For athletes, teduglutide is not explicitly named on the WADA Prohibited List. It is a gut-restricted intestinotrophic agent with no recognized ergogenic or anabolic-systemic action — unlike GLP-1 agonists, which WADA placed on its Monitoring Program, GLP-2 analogs are not flagged as performance-relevant. Athletes with a medical need should still verify current status with their anti-doping authority.[19](https://peptidevox.com/#r19)

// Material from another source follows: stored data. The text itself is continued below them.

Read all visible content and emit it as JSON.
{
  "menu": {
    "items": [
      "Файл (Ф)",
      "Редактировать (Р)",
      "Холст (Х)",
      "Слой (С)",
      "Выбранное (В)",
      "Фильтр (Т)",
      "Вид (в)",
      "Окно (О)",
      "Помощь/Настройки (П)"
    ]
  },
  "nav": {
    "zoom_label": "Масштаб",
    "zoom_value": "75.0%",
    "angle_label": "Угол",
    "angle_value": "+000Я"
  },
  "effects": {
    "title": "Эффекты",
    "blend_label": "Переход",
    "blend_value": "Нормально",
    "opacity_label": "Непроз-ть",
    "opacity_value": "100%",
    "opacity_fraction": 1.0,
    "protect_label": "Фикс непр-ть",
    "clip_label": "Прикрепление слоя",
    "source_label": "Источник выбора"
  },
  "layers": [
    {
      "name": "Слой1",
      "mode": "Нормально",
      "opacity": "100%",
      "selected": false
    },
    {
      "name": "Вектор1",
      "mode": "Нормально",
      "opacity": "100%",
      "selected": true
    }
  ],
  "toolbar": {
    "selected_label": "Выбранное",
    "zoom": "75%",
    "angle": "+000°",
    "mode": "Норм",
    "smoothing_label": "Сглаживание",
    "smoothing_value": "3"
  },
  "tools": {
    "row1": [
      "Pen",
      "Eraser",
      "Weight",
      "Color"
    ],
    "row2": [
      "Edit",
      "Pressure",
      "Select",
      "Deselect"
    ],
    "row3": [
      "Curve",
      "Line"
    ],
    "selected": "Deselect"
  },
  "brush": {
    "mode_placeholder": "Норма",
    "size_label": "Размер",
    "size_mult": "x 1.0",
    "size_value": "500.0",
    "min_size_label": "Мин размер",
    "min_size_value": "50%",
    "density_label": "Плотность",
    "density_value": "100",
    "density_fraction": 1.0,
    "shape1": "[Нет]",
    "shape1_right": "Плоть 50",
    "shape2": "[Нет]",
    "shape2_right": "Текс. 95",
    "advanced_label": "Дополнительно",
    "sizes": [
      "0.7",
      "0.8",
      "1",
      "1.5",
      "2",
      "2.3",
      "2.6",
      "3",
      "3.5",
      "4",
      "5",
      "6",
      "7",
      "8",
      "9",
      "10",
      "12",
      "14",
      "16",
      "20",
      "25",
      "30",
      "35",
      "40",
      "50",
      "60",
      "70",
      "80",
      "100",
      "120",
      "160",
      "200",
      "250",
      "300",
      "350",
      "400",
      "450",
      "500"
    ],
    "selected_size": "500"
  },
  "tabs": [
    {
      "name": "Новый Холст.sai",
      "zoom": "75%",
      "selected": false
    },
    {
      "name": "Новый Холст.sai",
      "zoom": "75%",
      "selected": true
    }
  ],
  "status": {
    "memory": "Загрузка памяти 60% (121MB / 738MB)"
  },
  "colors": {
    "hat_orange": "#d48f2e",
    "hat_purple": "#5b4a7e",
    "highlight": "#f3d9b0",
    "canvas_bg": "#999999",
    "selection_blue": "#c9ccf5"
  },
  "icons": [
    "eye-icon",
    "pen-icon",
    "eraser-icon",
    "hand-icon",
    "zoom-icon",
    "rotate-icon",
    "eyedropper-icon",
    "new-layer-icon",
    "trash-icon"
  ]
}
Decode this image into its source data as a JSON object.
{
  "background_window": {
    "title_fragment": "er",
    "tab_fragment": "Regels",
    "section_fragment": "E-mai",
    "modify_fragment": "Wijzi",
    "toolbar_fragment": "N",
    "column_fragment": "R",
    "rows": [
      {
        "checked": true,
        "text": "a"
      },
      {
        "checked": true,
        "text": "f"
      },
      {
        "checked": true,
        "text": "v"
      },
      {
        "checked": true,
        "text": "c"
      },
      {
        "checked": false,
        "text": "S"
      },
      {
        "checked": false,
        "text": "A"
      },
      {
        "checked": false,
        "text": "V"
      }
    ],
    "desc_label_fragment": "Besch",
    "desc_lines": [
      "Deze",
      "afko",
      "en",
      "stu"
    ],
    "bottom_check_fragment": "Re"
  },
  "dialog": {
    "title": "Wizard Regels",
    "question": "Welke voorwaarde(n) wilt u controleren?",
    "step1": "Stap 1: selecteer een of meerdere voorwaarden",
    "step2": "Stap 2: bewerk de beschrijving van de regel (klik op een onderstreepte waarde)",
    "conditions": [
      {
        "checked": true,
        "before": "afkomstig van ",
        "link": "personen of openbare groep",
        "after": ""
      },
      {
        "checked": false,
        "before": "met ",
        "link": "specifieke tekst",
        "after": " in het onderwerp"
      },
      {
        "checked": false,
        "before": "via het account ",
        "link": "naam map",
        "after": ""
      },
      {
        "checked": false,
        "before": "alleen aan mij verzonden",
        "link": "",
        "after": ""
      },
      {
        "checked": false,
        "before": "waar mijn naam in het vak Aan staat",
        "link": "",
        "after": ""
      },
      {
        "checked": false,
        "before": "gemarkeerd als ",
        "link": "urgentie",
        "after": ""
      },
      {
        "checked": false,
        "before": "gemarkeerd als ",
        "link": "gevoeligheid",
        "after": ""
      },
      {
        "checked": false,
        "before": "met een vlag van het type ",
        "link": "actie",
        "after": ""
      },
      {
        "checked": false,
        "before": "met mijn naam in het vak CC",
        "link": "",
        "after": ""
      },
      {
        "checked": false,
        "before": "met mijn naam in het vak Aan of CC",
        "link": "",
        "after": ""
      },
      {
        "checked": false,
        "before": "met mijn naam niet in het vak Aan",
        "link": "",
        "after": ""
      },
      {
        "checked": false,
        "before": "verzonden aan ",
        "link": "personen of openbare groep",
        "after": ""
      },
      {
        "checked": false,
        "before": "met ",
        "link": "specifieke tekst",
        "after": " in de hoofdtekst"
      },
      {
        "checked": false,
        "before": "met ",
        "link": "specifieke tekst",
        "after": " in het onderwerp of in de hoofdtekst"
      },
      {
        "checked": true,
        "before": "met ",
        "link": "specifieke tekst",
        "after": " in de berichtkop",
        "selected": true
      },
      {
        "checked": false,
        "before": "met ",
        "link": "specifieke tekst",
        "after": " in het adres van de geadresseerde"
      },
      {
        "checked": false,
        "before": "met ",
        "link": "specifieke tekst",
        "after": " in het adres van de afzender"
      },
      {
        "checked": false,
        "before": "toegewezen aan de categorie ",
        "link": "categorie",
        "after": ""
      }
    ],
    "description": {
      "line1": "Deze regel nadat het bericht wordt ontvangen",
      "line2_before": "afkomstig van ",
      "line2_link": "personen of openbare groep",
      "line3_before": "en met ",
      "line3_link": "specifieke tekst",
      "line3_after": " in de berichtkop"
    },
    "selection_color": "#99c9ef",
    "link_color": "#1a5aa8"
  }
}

**Bottom line.** Teduglutide is a genuine, RCT-proven, disease-modifying therapy — but for a narrow population: short bowel syndrome with intestinal failure dependent on parenteral support, where the evidence is Grade A and biomarker-confirmed. The trade-off is a serious, label-mandated surveillance burden for accelerated neoplastic growth plus obstruction, fluid-overload and biliary/pancreatic risks, making it a specialist-managed drug rather than a casual gut-repair peptide. Its barrier-strengthening biology is frequently cited in leaky-gut and IBD conversations, but that application is Grade C — promising in principle, unproven in humans outside SBS. Regulatory facts here are current as of June 2026 and should be re-verified against the latest FDA label and WADA list.